New research from the Swedish medical university Karolinska Institutet shows that hydroxyurea, one type of cytotoxic treatment for chronic myeloproliferative blood disorders, does not increase the risk of developing acute leukaemia, as had previously been suspected. Rather, it is the disease itself that mainly increases this risk. Another new study by the same group of researchers shows that mortality from chronic myeloid leukaemia has decreased sharply since the approval of the drug Imatinib as a standard treatment in Sweden in 2001.

Both studies are published in the renowned scientific periodical The Journal Clinical of Oncology, and offer hope to a small but severely affected patient group, according to the group.

Every year in Sweden, some 450 people fall victim to a group of bone marrow diseases collectively called chronic myeloproliferative diseases (polycythemia vera, essential thrombocythemia and primary myelofibrosis). The diseases are characterised by an increased risk of thrombo-embolism and haemorrhage, symptoms that the cytotoxic and/or radioactive phosphorous treatments given are designed to reduce. At the same time, it has long been known that high-doses of some of these cyto-reductive treatments make it more likely that the slowly progressive chronic blood disease will transform to an acute, life-threatening leukaemia. Doctors have therefore been urged to exercise caution when treating patients, particularly the young.

In the first of the present studies, scientists at the Department of Medicine (Solna) carried out a case-control study in which people who developed acute leukaemia after a myeloproliferative disease were compared in terms of the treatment they had received with matched patients with myeloproliferative disorders who did not develop acute leukaemia. What they discovered was that the greatest risk factor in the development of acute leukaemia in the studied patient cohort was the disease itself. 25 percent of the patients who developed acute leukaemia were never exposed to cytotoxic therapy. People with myeloproliferative disease are 35 times more likely to develop acute leukaemia than the general population.

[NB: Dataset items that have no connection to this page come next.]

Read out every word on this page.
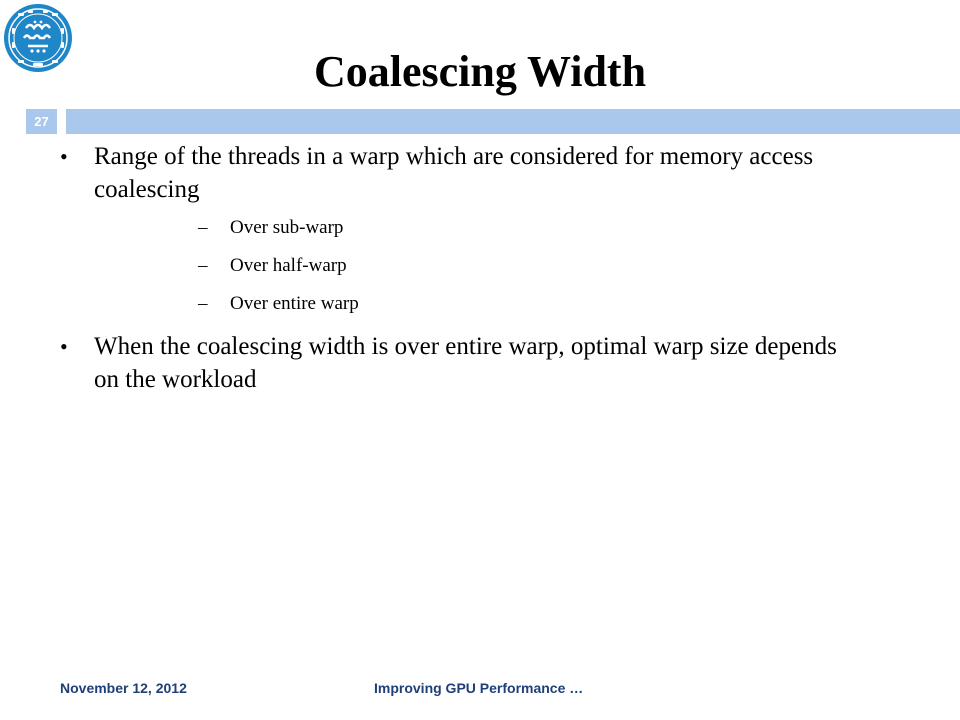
Coalescing Width
27
• Range of the threads in a warp which are considered for memory access coalescing
– Over sub-warp
– Over half-warp
– Over entire warp
• When the coalescing width is over entire warp, optimal warp size depends on the workload
November 12, 2012	Improving GPU Performance …
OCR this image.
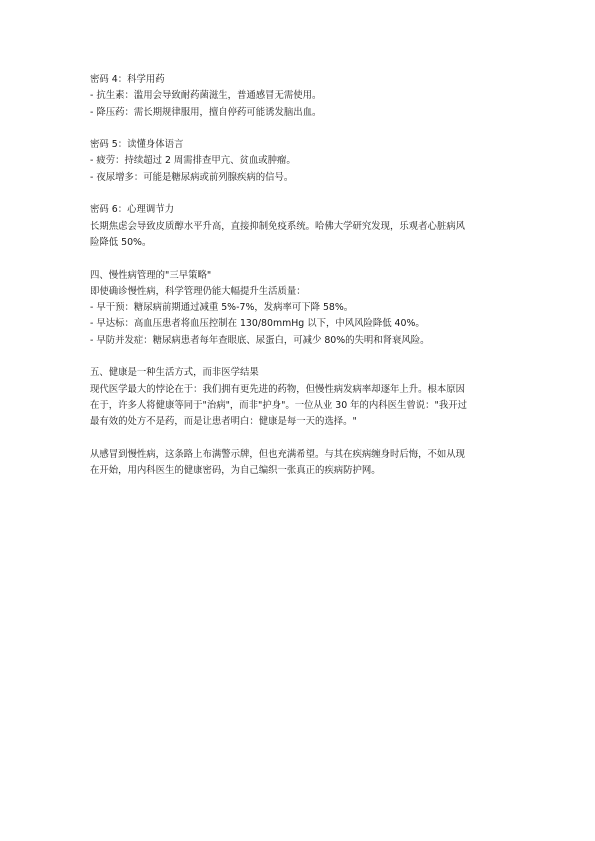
密码 4：科学用药
- 抗生素：滥用会导致耐药菌滋生，普通感冒无需使用。
- 降压药：需长期规律服用，擅自停药可能诱发脑出血。
密码 5：读懂身体语言
- 疲劳：持续超过 2 周需排查甲亢、贫血或肿瘤。
- 夜尿增多：可能是糖尿病或前列腺疾病的信号。
密码 6：心理调节力
长期焦虑会导致皮质醇水平升高，直接抑制免疫系统。哈佛大学研究发现，乐观者心脏病风
险降低 50%。
四、慢性病管理的"三早策略"
即使确诊慢性病，科学管理仍能大幅提升生活质量：
- 早干预：糖尿病前期通过减重 5%-7%，发病率可下降 58%。
- 早达标：高血压患者将血压控制在 130/80mmHg 以下，中风风险降低 40%。
- 早防并发症：糖尿病患者每年查眼底、尿蛋白，可减少 80%的失明和肾衰风险。
五、健康是一种生活方式，而非医学结果
现代医学最大的悖论在于：我们拥有更先进的药物，但慢性病发病率却逐年上升。根本原因
在于，许多人将健康等同于"治病"，而非"护身"。一位从业 30 年的内科医生曾说："我开过
最有效的处方不是药，而是让患者明白：健康是每一天的选择。"
从感冒到慢性病，这条路上布满警示牌，但也充满希望。与其在疾病缠身时后悔，不如从现
在开始，用内科医生的健康密码，为自己编织一张真正的疾病防护网。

This risk rises further after 15 years of observation.

"The standard treatment for patients over 60 with chronic blood disease has long been the cytotoxic agent hydroxyurea, and with this treatment we see no increase in risk caused by the medication," says principal investigator Professor Magnus Björkholm. "However, the risk did increase somewhat if the patients also received high doses of other types of cytotoxic drugs so called alkylating substances, or radioactive phosphorous. Our findings are of considerable significance to patients, particularly young patients, who have been treated with drugs that cause more adverse reactions and are more expensive than hydroxyurea."

In the second of the two studies, the group studied survival rates for patients who had been diagnosed with chronic myeloid leukaemia, a blood disease that strikes between 80 and 90 patients every year in Sweden. The only curative treatment available today involves blood stem cell grafts from a suitable donor, but the procedure is hazardous and available for only a minority of patients. As of November 2001, however, it has been possible to retard the disease using the drug Imatinib, something that the new study concludes greatly increases the chances of survival.

The study included all cases of chronic myeloid leukaemia recorded in the SwedishCancer registry between 1973 and 2008, a total of 3,173 patients with a mean age of 62. Survival improved with each calendar period with the greatest improvement between 1994-2000 and 2001-2008. Between 1973 and 1979, the disease was associated with an almost 80 per cent increase in mortality compared with the normal population; the corresponding figure for the 2001-2008 period was 20 per cent. At the same time, the up-front use of Imatinib increased from 40 per cent in 2002 to 84 per cent in 2006 for the entire patient group. The worst prognosis was found in the oldest patient group (79-plus), of whom the researchers could ascertain that only 18 per cent had been administered imatinib as initial therapy.

"What characterises chronic myeloid leukaemia tumour cells is a genetic defect that gives rise to the constant formation of certain cells, above all leukocytes," says Professor Björkholm, who also led this second study. "Imatinib inhibits the growth of the tumour cells, and as we can see in this study it has revolutionised the care of these seriously ill patients."